Ayaka merasa malu luar biasa karena telah bertingkah seperti gadis arogan dan tidak berpendidikan. Dirinya pun ingin menghilang dari muka bumi saat itu juga.

Tidak ada jawaban, Ayaka dengan kedua tangan yang menutup wajahnya melirik ke arah pria itu. "Apa kesalahan yang dilakukan Izumi?"

"Ikutlah denganku, maka kau akan mendapatkan jawabannya!"

Ayaka yang terlalu polos dan lugu dengan mudah termakan rayuan pria asing itu. "Baiklah!"

Di dalam maskernya, pria asing itu tersenyum lebar. 'Andai saja aku yang menjadi calon suami gadis ini, tubuhnya lumayan juga!' batinnya mulai berpikiran kotor. 'Di umurnya yang sekarang, seharusnya dia lebih pantas denganku, ah ... aku ingin bernegosiasi dengan kakak!' keluhnya sambil memegang kepalanya yang tidaj pusing.
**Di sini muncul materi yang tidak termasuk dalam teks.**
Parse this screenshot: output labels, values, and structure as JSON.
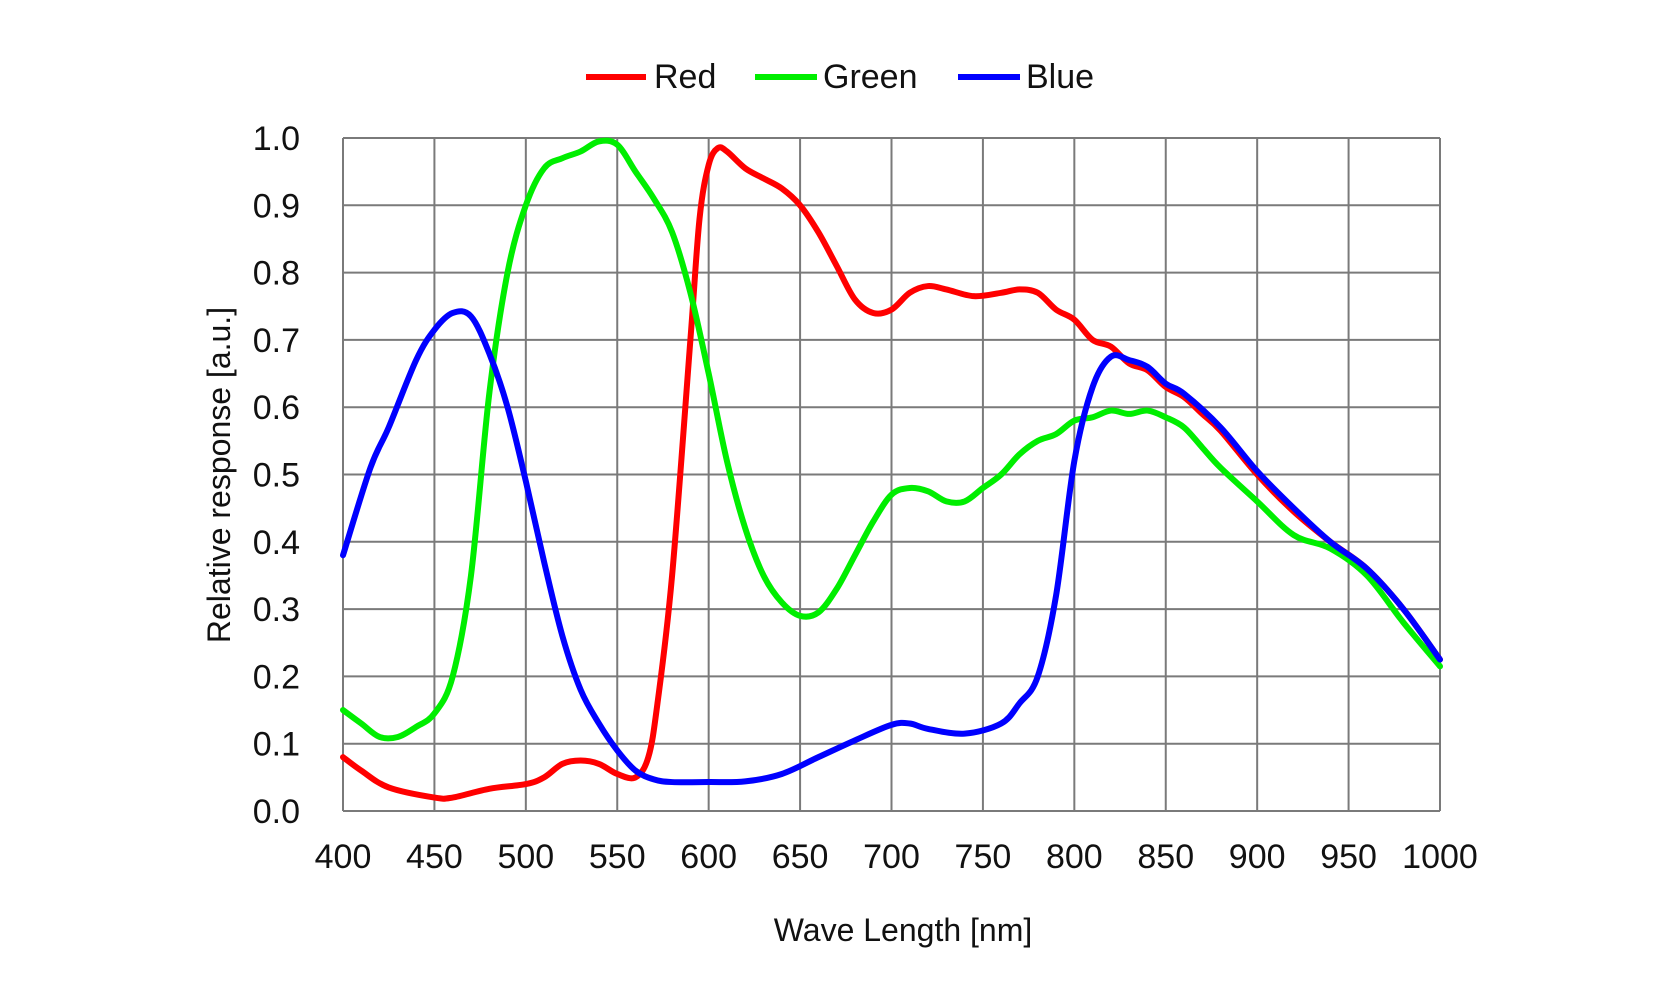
{
  "chart_data": {
    "type": "line",
    "title": "",
    "xlabel": "Wave Length [nm]",
    "ylabel": "Relative response [a.u.]",
    "xlim": [
      400,
      1000
    ],
    "ylim": [
      0,
      1.0
    ],
    "xticks": [
      "400",
      "450",
      "500",
      "550",
      "600",
      "650",
      "700",
      "750",
      "800",
      "850",
      "900",
      "950",
      "1000"
    ],
    "yticks": [
      "0.0",
      "0.1",
      "0.2",
      "0.3",
      "0.4",
      "0.5",
      "0.6",
      "0.7",
      "0.8",
      "0.9",
      "1.0"
    ],
    "grid": true,
    "legend_position": "top-center",
    "series": [
      {
        "name": "Red",
        "color": "#ff0000",
        "x": [
          400,
          410,
          425,
          450,
          460,
          480,
          500,
          510,
          520,
          530,
          540,
          550,
          560,
          567,
          572,
          580,
          590,
          595,
          600,
          605,
          610,
          620,
          630,
          640,
          650,
          660,
          670,
          680,
          690,
          700,
          710,
          720,
          730,
          745,
          760,
          770,
          780,
          790,
          800,
          810,
          820,
          830,
          840,
          850,
          860,
          870,
          880,
          900,
          920,
          940,
          960,
          980,
          1000
        ],
        "y": [
          0.08,
          0.06,
          0.035,
          0.02,
          0.02,
          0.033,
          0.04,
          0.05,
          0.07,
          0.075,
          0.07,
          0.055,
          0.05,
          0.08,
          0.16,
          0.35,
          0.7,
          0.88,
          0.96,
          0.985,
          0.98,
          0.955,
          0.94,
          0.925,
          0.9,
          0.86,
          0.81,
          0.76,
          0.74,
          0.745,
          0.77,
          0.78,
          0.775,
          0.765,
          0.77,
          0.775,
          0.77,
          0.745,
          0.73,
          0.7,
          0.69,
          0.665,
          0.655,
          0.63,
          0.615,
          0.59,
          0.565,
          0.5,
          0.445,
          0.4,
          0.36,
          0.3,
          0.225
        ]
      },
      {
        "name": "Green",
        "color": "#00ee00",
        "x": [
          400,
          410,
          420,
          430,
          440,
          450,
          460,
          470,
          480,
          490,
          500,
          510,
          520,
          530,
          540,
          550,
          560,
          570,
          580,
          590,
          600,
          610,
          620,
          630,
          640,
          650,
          660,
          670,
          680,
          690,
          700,
          710,
          720,
          730,
          740,
          750,
          760,
          770,
          780,
          790,
          800,
          810,
          820,
          830,
          840,
          850,
          860,
          870,
          880,
          900,
          920,
          940,
          960,
          980,
          1000
        ],
        "y": [
          0.15,
          0.13,
          0.11,
          0.11,
          0.125,
          0.145,
          0.2,
          0.35,
          0.62,
          0.8,
          0.9,
          0.955,
          0.97,
          0.98,
          0.995,
          0.99,
          0.95,
          0.91,
          0.86,
          0.77,
          0.65,
          0.52,
          0.42,
          0.35,
          0.31,
          0.29,
          0.295,
          0.33,
          0.38,
          0.43,
          0.47,
          0.48,
          0.475,
          0.46,
          0.46,
          0.48,
          0.5,
          0.53,
          0.55,
          0.56,
          0.58,
          0.585,
          0.595,
          0.59,
          0.595,
          0.585,
          0.57,
          0.54,
          0.51,
          0.46,
          0.41,
          0.39,
          0.35,
          0.28,
          0.215
        ]
      },
      {
        "name": "Blue",
        "color": "#0000ff",
        "x": [
          400,
          415,
          425,
          440,
          450,
          460,
          470,
          480,
          490,
          500,
          510,
          520,
          530,
          540,
          550,
          560,
          570,
          580,
          600,
          620,
          640,
          660,
          680,
          700,
          710,
          720,
          740,
          760,
          770,
          780,
          790,
          800,
          810,
          820,
          830,
          840,
          850,
          860,
          880,
          900,
          920,
          940,
          960,
          980,
          1000
        ],
        "y": [
          0.38,
          0.51,
          0.57,
          0.67,
          0.715,
          0.74,
          0.735,
          0.68,
          0.6,
          0.49,
          0.37,
          0.26,
          0.18,
          0.13,
          0.09,
          0.06,
          0.047,
          0.043,
          0.043,
          0.044,
          0.055,
          0.08,
          0.105,
          0.128,
          0.13,
          0.122,
          0.115,
          0.13,
          0.16,
          0.2,
          0.32,
          0.52,
          0.63,
          0.675,
          0.67,
          0.66,
          0.635,
          0.62,
          0.57,
          0.505,
          0.45,
          0.4,
          0.36,
          0.3,
          0.225
        ]
      }
    ]
  }
}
Sesampainya mereka di stasiun Tokyo, pria itu mengajak Ayaka pergi ke kedai miso terdekat. Ia tahu gadis itu belum makan sama sekali sejak semalam. "Ayaka-chan, apa kau punya teman di sini?"

"Tidak ada, kebetulan saya murid pindahan seminggu yang lalu!"
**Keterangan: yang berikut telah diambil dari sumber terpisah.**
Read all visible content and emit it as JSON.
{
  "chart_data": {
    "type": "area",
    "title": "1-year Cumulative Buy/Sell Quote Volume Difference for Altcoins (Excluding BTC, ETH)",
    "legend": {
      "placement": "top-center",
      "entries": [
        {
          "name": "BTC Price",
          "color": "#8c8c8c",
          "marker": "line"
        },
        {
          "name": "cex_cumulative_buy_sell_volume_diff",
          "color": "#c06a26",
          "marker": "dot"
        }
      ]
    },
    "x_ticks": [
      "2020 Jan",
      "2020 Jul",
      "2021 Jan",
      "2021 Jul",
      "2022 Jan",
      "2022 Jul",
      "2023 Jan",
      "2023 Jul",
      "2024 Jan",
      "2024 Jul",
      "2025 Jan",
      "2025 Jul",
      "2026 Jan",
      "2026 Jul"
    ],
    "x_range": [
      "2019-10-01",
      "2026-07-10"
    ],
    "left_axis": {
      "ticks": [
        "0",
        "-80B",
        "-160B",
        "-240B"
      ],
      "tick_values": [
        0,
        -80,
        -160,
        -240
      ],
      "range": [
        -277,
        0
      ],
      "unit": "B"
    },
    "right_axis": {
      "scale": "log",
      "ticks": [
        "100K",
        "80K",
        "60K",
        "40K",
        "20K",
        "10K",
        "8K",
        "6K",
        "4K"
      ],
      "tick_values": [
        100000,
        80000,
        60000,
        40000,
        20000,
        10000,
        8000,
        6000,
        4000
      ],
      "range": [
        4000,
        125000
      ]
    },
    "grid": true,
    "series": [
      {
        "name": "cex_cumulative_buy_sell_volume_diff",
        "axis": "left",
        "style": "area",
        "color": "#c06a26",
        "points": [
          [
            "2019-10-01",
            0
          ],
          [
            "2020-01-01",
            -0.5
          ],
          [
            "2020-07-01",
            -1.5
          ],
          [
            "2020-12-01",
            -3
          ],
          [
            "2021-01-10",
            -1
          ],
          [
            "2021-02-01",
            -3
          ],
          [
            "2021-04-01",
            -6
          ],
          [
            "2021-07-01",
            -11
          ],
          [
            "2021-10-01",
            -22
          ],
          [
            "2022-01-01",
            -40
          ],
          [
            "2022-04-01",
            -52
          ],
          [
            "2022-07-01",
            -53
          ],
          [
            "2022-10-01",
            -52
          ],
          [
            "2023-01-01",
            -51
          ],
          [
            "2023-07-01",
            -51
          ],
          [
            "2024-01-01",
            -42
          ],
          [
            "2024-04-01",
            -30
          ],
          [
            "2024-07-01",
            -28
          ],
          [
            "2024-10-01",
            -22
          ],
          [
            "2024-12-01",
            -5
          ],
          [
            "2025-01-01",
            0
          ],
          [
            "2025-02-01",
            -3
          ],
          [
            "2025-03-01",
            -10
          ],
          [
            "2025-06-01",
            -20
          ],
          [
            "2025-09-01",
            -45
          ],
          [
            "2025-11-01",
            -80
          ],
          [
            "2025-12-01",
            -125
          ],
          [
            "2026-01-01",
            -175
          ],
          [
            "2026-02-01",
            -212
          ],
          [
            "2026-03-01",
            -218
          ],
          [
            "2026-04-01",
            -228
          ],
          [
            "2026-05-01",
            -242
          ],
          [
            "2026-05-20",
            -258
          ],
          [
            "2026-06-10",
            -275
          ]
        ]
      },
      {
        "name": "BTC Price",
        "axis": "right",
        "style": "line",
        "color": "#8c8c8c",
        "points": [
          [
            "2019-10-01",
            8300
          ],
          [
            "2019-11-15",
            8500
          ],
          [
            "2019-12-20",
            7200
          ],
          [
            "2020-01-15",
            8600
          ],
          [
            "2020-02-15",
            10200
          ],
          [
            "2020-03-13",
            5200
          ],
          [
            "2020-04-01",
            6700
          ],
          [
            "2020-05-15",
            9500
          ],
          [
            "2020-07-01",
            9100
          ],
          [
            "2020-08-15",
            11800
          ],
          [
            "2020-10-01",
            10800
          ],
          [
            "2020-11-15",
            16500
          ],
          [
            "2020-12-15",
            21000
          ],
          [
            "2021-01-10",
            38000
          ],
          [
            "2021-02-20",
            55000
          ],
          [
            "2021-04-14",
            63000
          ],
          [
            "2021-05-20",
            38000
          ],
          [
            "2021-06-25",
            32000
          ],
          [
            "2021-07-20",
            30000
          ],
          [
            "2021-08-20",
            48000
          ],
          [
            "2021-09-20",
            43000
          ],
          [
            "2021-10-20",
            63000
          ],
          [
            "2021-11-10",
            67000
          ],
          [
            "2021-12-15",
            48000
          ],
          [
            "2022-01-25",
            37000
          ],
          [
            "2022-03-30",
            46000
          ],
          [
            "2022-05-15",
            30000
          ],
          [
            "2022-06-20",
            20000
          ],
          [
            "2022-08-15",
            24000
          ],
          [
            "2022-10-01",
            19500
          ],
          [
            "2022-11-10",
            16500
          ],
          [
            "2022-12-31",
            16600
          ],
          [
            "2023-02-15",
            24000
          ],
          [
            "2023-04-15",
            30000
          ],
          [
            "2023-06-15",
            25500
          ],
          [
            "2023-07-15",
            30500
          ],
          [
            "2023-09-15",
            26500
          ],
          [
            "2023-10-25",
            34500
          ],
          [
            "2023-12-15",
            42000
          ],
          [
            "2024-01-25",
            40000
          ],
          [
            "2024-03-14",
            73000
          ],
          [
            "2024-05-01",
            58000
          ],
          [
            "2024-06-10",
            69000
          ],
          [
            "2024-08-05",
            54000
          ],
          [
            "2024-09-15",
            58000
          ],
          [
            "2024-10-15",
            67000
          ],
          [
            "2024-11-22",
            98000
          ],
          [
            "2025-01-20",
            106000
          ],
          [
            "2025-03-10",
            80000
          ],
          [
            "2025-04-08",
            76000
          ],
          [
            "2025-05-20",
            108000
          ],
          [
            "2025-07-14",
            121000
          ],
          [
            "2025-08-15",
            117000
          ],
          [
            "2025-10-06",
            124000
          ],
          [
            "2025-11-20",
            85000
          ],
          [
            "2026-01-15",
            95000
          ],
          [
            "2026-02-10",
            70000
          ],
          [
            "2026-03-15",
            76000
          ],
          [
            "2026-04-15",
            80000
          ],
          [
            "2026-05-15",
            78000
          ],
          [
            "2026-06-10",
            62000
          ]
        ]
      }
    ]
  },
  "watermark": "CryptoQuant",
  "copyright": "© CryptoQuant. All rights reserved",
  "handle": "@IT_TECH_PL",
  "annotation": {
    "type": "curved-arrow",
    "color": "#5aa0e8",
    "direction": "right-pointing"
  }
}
"Tidak perlu sesopan itu, aku Nakamurs Ryo. Salam kenal!" Senyuman pria itu akhirnya bisa membuat hati Ayaka sedikit tenang setelah banyaknya tekanan batin yang ia rasakan seharian.

'Sepertinya orang ini baik,' batinnya lega. "Maaf, Nakamura-san!"

"Jangan, -san!"

"Nakamura-kun?" toleh Ayaka meminta izin. Tidak lupa dengan wajah lugunya.

"Manis sekali!" gumam Ryo pelan. Wajahnya agak bersemu melihat kepolosan Ayaka yang jauh lebih natural daripada Izumi, pikirnya.

Mereka pun masuk ke dalam kedai dan makan dengan lahap.

***

23.24 p.m, Yokohama, Jepang.

"Jika dalam waktu 6 jam putri keduamu belum datang juga, aku terpaksa menghabisi kalian semua!" seru suara bariton terdengar seperti bom yang menggelegar.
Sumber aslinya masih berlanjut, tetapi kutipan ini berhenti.